After a week, the kitchen still resembled an installation by Rachel Whiteread, and I was getting worried. "Do you think you'll be done by next weekend?" I asked wistfully. "I'll be done tomorrow," Steve said indignantly. I watched him closely for the next half-hour, during which time he made no perceptible movement. Like your childhood teddy he was immobile under scrutiny, leaping and spinning as soon as your back turned. The kitchen was finished, gleaming and miraculous, with only a faint sugar-trail to hint that this was the work of human hands and not fairies.
Though I pretend to be taking an equal share now we're going it alone, I'm doing little of the work and most of the moaning. My task is to clean the Venetian blind, which covers about a hectare. B asks: "Have you got any cotton buds?" I say no, with gritted teeth. "Then perhaps you need a ... " holding up a toothbrush. I scream (expletives deleted) that the day I scrub the blinds with a toothbrush, or for that matter with a cotton bud, will no doubt also be the day I cut the lawn with nail-clippers. Every so often I whine that I didn't get where I am today by cleaning things. But this only leads to the sort of mournful contemplation - where am I today, exactly? - which vigorous cleaning actually helps to dispel.
The act of cleaning involves several spiritual stages. From repugnance arises resistance, from resistance arises resignation, from resignation arises well-I-may-as-well-do-it-properly, and from thence arises oneness, integration, transcendence of duality (I am a Venetian blind!), the effortless storming of dharma gates beyond number and the blissful absorption of Nirvana, then finally sod this, it's Sunday afternoon, what's on the telly?

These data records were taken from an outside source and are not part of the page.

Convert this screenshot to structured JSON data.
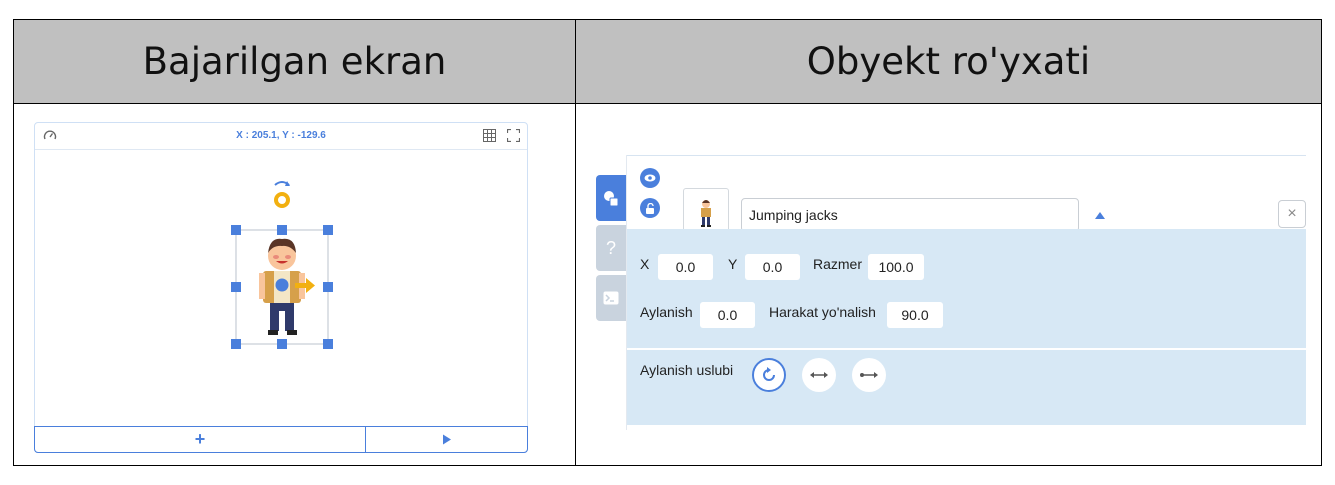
{
  "table": {
    "left_header": "Bajarilgan ekran",
    "right_header": "Obyekt ro'yxati"
  },
  "stage": {
    "coords": "X : 205.1, Y : -129.6",
    "speed_icon": "speedometer-icon",
    "grid_icon": "grid-icon",
    "fullscreen_icon": "fullscreen-icon",
    "add_label": "+",
    "play_icon": "play-icon",
    "accent_color": "#4a7fdc"
  },
  "object_panel": {
    "object_name": "Jumping jacks",
    "close_label": "×",
    "fields": {
      "x_label": "X",
      "x_value": "0.0",
      "y_label": "Y",
      "y_value": "0.0",
      "size_label": "Razmer",
      "size_value": "100.0",
      "rotation_label": "Aylanish",
      "rotation_value": "0.0",
      "direction_label": "Harakat yo'nalish",
      "direction_value": "90.0",
      "rotation_style_label": "Aylanish uslubi"
    },
    "tabs": [
      "object-tab",
      "help-tab",
      "console-tab"
    ],
    "help_glyph": "?",
    "panel_bg_color": "#d7e8f5"
  }
}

B meanwhile has undergone a strange transformation. After bacon, eggs, beans and chips for breakfast in the local greasy spoon, he emerges, bare- chested in just a pair of shorts, which, after several runs up and down the step-ladder, come perilously close to displaying bum-cleavage. Radio Builder is located and the volume turned up. Tea is now augmented by a spoonful of sugar, and more than once when the hammering and drilling ceases and "Concrete and Clay" rings out again, I find him standing, tummy frosted with brick-dust, surveying his handiwork with a vacant smile. "You've got to spend a lot of time just standing and looking when you're a builder," he says. Oh god. Can I have my Armani-suited accountant from hell back again, please?